Ko Naing Win, 34, who lives in Mandalay Region’s Kyaukpadaung Township and donated his kidney in an operation performed in India in 2021, said he was unaware before he travelled there that the law there required permission from an authorisation committee for a transplant to a non-relative because his agent hadn’t explained that it was needed. To overcome this, he said he lied and told Indian doctors that he was a relative of the recipient.

Nang Myint Mo, 36, who lives in Yangon’s Kyimyindaing Township, received a kidney from a non-relative donor in a transplant performed in India in 2021. She was put in touch with the donor by an agent in 2021 and said she didn’t care about the regulations in India but was only concerned about finding the right match. 

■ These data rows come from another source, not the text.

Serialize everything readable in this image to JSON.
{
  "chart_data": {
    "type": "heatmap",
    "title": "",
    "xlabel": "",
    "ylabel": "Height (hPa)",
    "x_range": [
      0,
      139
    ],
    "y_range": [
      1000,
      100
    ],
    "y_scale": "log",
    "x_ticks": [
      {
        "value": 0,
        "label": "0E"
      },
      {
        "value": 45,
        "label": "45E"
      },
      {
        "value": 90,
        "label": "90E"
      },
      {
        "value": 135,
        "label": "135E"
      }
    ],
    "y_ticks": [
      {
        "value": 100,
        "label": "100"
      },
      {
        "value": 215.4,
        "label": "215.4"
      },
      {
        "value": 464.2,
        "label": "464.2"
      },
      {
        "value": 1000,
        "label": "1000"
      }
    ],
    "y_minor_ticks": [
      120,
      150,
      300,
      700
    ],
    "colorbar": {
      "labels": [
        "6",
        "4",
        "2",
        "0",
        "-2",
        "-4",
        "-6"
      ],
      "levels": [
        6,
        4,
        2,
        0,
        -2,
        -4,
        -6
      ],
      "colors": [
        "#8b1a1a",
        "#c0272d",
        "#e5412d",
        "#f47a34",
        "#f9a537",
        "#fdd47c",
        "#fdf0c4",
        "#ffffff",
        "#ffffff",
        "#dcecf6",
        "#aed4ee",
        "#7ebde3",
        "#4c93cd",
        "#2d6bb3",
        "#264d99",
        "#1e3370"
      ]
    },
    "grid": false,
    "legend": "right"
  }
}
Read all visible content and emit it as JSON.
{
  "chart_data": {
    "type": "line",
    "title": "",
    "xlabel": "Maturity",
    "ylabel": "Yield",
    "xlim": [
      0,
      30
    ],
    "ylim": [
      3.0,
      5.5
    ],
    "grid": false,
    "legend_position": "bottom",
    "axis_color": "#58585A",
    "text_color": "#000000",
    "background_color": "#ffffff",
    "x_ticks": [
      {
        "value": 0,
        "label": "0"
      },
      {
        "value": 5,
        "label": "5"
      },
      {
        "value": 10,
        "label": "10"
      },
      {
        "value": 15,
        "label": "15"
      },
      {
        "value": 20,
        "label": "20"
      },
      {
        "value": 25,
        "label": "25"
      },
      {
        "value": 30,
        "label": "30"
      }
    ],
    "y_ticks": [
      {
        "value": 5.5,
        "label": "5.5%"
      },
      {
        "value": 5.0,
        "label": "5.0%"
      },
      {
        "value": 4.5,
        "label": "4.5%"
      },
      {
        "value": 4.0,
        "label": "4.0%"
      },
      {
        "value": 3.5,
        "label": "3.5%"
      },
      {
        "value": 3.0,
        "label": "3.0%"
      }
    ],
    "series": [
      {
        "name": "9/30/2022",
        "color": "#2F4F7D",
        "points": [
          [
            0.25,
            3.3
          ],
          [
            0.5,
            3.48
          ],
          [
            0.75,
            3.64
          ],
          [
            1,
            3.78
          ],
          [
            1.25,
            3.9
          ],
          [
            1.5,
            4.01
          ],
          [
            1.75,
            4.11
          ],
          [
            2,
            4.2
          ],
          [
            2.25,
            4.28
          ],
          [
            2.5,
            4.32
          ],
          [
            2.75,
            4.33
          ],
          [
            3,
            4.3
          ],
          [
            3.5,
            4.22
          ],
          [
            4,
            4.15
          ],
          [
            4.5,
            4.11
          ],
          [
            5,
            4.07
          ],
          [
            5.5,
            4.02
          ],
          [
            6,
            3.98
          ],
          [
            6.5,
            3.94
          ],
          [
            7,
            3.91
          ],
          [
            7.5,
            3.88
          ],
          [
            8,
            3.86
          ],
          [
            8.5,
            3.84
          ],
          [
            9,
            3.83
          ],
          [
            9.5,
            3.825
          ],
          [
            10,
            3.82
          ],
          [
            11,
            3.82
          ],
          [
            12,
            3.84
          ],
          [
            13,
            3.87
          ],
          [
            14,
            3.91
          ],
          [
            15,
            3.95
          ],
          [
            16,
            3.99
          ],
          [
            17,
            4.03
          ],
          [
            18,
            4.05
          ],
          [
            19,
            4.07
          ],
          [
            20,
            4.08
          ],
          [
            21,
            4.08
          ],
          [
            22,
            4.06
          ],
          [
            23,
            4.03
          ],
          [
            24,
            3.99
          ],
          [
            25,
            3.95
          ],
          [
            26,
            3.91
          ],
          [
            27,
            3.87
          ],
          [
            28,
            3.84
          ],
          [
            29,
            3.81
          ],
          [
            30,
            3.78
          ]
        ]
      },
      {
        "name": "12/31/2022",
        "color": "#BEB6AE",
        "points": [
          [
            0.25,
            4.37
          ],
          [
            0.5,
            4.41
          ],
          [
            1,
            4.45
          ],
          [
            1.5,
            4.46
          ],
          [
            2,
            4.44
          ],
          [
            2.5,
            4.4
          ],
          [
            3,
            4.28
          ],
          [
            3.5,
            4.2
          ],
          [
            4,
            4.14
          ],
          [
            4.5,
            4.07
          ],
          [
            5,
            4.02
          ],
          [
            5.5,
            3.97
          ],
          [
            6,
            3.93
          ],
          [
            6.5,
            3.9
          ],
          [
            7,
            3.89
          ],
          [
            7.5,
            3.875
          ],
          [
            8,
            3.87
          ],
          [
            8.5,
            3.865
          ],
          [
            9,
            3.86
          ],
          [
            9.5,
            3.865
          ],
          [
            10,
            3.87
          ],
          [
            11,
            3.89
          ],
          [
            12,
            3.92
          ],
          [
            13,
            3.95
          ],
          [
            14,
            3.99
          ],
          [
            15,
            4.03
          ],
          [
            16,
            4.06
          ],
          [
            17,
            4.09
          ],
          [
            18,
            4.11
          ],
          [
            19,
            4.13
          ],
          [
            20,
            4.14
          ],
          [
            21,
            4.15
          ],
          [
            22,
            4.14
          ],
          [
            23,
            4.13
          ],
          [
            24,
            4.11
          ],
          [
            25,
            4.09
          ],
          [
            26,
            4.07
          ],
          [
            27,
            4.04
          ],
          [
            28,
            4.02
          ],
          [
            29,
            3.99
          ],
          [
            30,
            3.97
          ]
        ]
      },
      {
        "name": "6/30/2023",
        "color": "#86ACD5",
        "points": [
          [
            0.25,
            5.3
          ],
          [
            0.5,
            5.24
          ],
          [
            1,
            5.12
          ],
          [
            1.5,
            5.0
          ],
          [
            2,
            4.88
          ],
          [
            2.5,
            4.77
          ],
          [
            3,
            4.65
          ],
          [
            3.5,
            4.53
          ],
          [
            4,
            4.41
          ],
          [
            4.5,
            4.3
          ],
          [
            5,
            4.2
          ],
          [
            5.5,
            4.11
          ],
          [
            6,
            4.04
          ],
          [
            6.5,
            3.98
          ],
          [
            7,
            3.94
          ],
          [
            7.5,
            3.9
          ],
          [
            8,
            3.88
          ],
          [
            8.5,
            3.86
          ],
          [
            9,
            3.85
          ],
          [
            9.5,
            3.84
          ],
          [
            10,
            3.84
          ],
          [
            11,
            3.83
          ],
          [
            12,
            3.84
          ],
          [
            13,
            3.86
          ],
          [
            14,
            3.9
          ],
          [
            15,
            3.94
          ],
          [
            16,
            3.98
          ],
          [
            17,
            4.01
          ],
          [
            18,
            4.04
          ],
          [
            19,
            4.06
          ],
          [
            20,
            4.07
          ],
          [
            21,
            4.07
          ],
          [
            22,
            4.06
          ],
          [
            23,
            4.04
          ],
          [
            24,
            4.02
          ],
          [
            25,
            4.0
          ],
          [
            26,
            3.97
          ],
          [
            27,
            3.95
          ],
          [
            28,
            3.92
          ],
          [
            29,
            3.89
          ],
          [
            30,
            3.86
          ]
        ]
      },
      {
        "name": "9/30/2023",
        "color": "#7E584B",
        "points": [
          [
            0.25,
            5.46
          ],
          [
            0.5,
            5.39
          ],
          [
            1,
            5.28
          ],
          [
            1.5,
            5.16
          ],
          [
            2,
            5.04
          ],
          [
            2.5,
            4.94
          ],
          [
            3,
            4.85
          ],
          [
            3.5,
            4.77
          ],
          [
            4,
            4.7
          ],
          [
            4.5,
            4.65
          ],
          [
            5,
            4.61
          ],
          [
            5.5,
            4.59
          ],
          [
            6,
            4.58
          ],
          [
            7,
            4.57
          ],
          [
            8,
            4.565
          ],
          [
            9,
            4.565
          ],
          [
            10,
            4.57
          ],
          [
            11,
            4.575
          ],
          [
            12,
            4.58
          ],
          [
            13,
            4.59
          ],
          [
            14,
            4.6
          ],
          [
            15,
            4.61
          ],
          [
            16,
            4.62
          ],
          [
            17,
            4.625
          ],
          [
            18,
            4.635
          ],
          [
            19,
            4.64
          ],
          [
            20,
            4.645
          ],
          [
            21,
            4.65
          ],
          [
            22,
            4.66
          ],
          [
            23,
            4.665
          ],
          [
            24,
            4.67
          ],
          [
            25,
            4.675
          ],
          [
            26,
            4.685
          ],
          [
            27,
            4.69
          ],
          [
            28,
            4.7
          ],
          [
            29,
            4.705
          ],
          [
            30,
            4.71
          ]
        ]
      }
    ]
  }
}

“I paid K7 million to the donor, but I didn’t put the donor’s name on my household registration list. I have no idea how the donor was approved by the authorisation committee,” she told Frontier.

‘It’s a very hard decision to sell an organ’

Ma Seng Mai, a 33-year-old Myanmar national who works as a journalist abroad, received a transplant operation in Thailand in 2021. She said donors who want to sell their kidneys shouldn’t be criticised because they are doing so out of economic desperation.

“It’s a very hard decision to sell an organ. I don’t blame them, and neither should other people,” she said.

“I would have preferred for the transplant operation to have taken place in my country, but I was worried about the skills of doctors,” said Myint Mo. “It doesn’t mean I underestimate the doctors in Myanmar, but the operation is very important for two people, the donor and patient. That’s why I chose India,” she said.

Win Aung said he thinks he will never earn much money, so the windfall received from donating his kidney was worth the risk. He also provided a moral justification for his choice.

“As a Buddhist, I believe that donating an organ is a good way to earn merit in this life as well as the next life. There are no injunctions in Buddhism for or against organ donation,” he said.